As you’re reading this, Rishi Sunak and Ursula von der Leyen are getting ready for their joint presser in Windsor after their lunch-time “final talks” on the new deal for the Northern Ireland protocol. Sunak will then bring the news to his MPs with a statement in the Commons. A senior government source has confirmed an agreement has already been reached. “The deal is done”, they said.
Sunak has made a perilous bet – banking on the hope that his claims of winning “big concessions” from the EU will be enough to placate the hard-line Brexiteers on his backbenches. Legally, the deal doesn’t have to go through a vote in the Commons. But if his MPs resign en masse – like it was originally predicted, and now looks less likely to happen – it will cause him more than a headache. The prime minister is likely to go for a vote, but probably not now – to leave everyone with some time to digest the actual content of the deal.
But what are these alleged concessions? The squabble between the government and the EU was always about trade. The original Northern Ireland protocol avoided a hard border, but created a de-facto trade frontier between the UK and Northern Ireland. Businesses on both sides lamented the complexities of the checks and the delays they were causing to their commerce.
Sunak’s deal includes a system based on different lanes for products. Businesses exporting goods to Northern Ireland will go through the “green lane”, with limited checks. Those whose produce travels further, into the EU, will go through the “red lane”, in line with the checks required by the Union.
Another element – one on which Sunak has insisted a lot – is Northern Ireland’s place within the United Kingdom. Under the deal hammered out by Boris Johnson and his chief negotiator David Frost, Westminster was prevented from legislating on several issues in the province. Northern Ireland had to follow EU single market rules on state aid, VAT, alcohol duty and other taxation areas.
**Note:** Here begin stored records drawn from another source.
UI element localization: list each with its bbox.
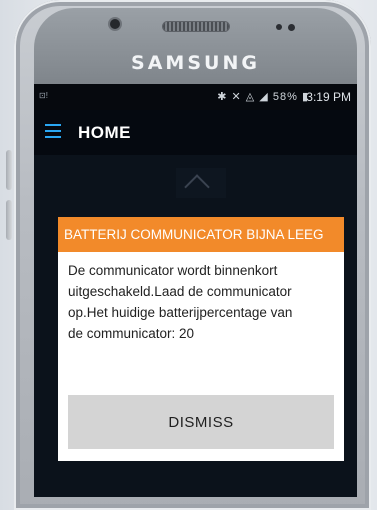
app-bar: HOME [34, 110, 357, 155]
front-camera-icon [110, 19, 120, 29]
dialog-title: BATTERIJ COMMUNICATOR BIJNA LEEG [58, 217, 344, 252]
brand-logo: SAMSUNG [131, 52, 260, 74]
phone-screen: ⊡! ✱ ✕ ◬ ◢ 58% ▮ 3:19 PM HOME BATTERIJ C… [34, 84, 357, 497]
phone-top-bezel: SAMSUNG [34, 8, 357, 84]
notification-icon: ⊡! [39, 91, 48, 100]
volume-button-lower[interactable] [6, 200, 12, 240]
dismiss-button[interactable]: DISMISS [68, 395, 334, 449]
connectivity-icons: ✱ ✕ ◬ ◢ [217, 91, 269, 103]
hamburger-menu-icon[interactable] [45, 124, 61, 138]
status-icons: ✱ ✕ ◬ ◢ 58% ▮ [217, 90, 309, 103]
alert-dialog: BATTERIJ COMMUNICATOR BIJNA LEEG De comm… [58, 217, 344, 461]
sensor-icon [288, 24, 295, 31]
earpiece-speaker [163, 22, 229, 31]
phone-frame: SAMSUNG ⊡! ✱ ✕ ◬ ◢ 58% ▮ 3:19 PM HOME BA… [14, 0, 371, 510]
sensor-icon [276, 24, 282, 30]
volume-button[interactable] [6, 150, 12, 190]
clock: 3:19 PM [306, 90, 351, 104]
dialog-message: De communicator wordt binnenkort uitgesc… [68, 263, 293, 341]
status-bar: ⊡! ✱ ✕ ◬ ◢ 58% ▮ 3:19 PM [34, 84, 357, 110]
battery-percentage: 58% [272, 91, 298, 103]
page-title: HOME [78, 123, 131, 142]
Sunak seems to have achieved a significant win from the EU. The Union has agreed to a “light-touch” approach, thus enabling Northern Ireland to follow Great Britain’s line on things like state aid and VAT, but leaving open for itself the possibility of intervening on the final decision on a case-by-case basis.
The last, perhaps most controversial point for the Conservative party, is the European Court of Justice (ECJ). Hard-line Tory Brexiteers absolutely loathe the fact that a European institution can make legal decisions about matters concerning Northern Ireland. The unionists in Northern Ireland have also set a red line on the role of the ECJ.
Sunak seems to have been able to negotiate a more flexible settlement. The EU would have to inform Westminster of any future regulations which would apply to Northern Ireland, and the government could object, opening up a conversation with the EU about whether that rule would actually work for the province. Disputes over the application of EU laws would be considered first and foremost by the courts in Northern Ireland, and then, if there’s a need to, by the ECJ.
Perhaps this is the best Sunak could have achieved. The prime minister is probably quite content with the progress he’s made. Now let’s see if the unionists in Northern Ireland and the most uncompromising Brexiteers are as happy as he is.